NEW DELHI (Reuters) - Coal imports by Indian utilities are surging after the government failed to open the industry to competition, despite passing a liberalization policy 16 months ago, because of bureaucratic indecision and resistance from unions, industry and government officials said.
Utilities in India, which holds the world’s fifth-largest reserves of the fuel, imported over 40% more coal during January to April compared with a year ago, data from the Central Electricity Authority showed.
The country’s cabinet has approved policies opening coal mining to private miners and partially removing restrictions on the sale of coal produced at so-called captive mines but the reforms have not been implemented.
The government delays stem from bureaucratic disputes on how to implement the liberalization policies, such as the formulas for bidding on the blocks, said two sources, one with the government and the second at an industry group, who are familiar with the matter.
There was also a reluctance to introduce the changes before elections this past May, especially with the strong opposition from unions representing workers at state-run Coal India, the sources said.
“The delays could be due to reservations from trade unions and the government being in election mode till May. They could have also been spending time in planning, which might not be a bad thing given international experiences,” said Satyadeep Jain, a global metals and mining equity consultant.
“This makes a well crafted policy by engaging all stakeholders very important.”
India’s surging imports offer an opportunity to miners like Indonesia’s Adaro Energy, Adani Enterprises and Glencore that face a structural decline in coal demand. They also undercut efforts by Prime Minister Narendra Modi’s government to cut imports and place additional burdens on India’s debt-ridden thermal power sector.
Within India, a fast rising population, strong economic growth, a government programme to electrify households as well as a lack of alternatives like natural gas have all contributed to a surge in thermal coal demand.

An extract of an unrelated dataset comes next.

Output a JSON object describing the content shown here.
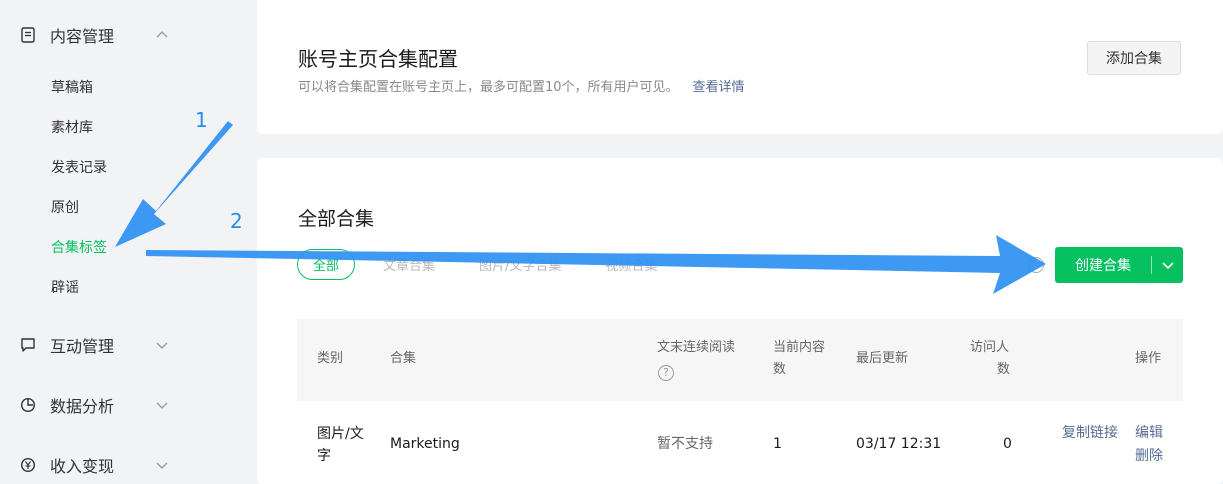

CARE Ratings in a note in May said it expects India’s rural electrification to contribute to a 5%-6% rise in power demand in 2019-20, increasing demand for thermal coal imports.
Imports are also supported by a slump in thermal coal prices caused by ample supply and a global economic slowdown, as well as a push to use cleaner fuels in place of coal.
“India is lapping up that coal because of high demand for imported coal currently,” said Puneet Gupta, founder of online coal marketplace CoalShastra.
India’s cabinet approved a policy in February 2018 to auction coal blocks to private companies, giving them the freedom to sell and fix prices, ending Coal India’s near monopoly along with state-run Singreni Collieries.
This past February, India approved the sale of up to 25% output of captive coal mines owned by consumers, mainly utilities and steel plants. However, bureaucratic disputes over implementation and the fear of a backlash from trade unions linked to political parties including Prime Minister Modi’s Bharatiya Janata Party (BJP) have thwarted plans to lure foreign firms, said industry executives.
“One of the main reasons they didn’t initiate commercial coal mining before the elections despite cabinet approval was protests from Coal India’s unions,” a senior executive from a Indian industry group familiar with the matter said.
Virjesh Upadhyay, secretary of the BJP-affiliated trade union Bharatiya Mazdoor Sangh (BMS), said it is against opening the coal sector. BMS claims to have the support of half of Coal India’s 300,000 workers.
“We have made our view very clear - we are against privatisation of the country’s coal resources,” he said.
Coal India has missed its annual production target for the past seven years, despite raising output by 7% to 607 million tonnes in the 2018/19 fiscal year ending in March.
A Coal India spokesman declined to comment on the government’s liberalization programme saying only that the company plans to produce 660 million tonnes of coal during the 2019/20 fiscal year.
“As long as the policy response of the government to scarcity of coal remains confined to asking Coal India to produce more, scarcity position is bound to stay,” said Ashok Khurana, head of the Association Of Power Producers (APP), which represents Indian private utilities.
India’s Ministry of Coal did not respond to a request seeking comment.
The Tamil Nadu Generation and Distribution Corp (Tangedco), the utility for the southern Indian state, illustrates India’s increasing reliance on coal imports. The company’s imports more than doubled during the first four months of 2019, the Central Electricity Authority reported.
“Coal India and Indian Railways weren’t able to keep up their commitments. Stock positions in our thermal plants fell to dangerous levels, and since then, we have been importing,” said Tangedco’s Chairman Vikram Kapur.
He expects imports to rise as the state will add 6,200 megawatts of new capacity through 2024.
“Imports will go up, going forward. From 2020-21, we have to go for more imports,” he said.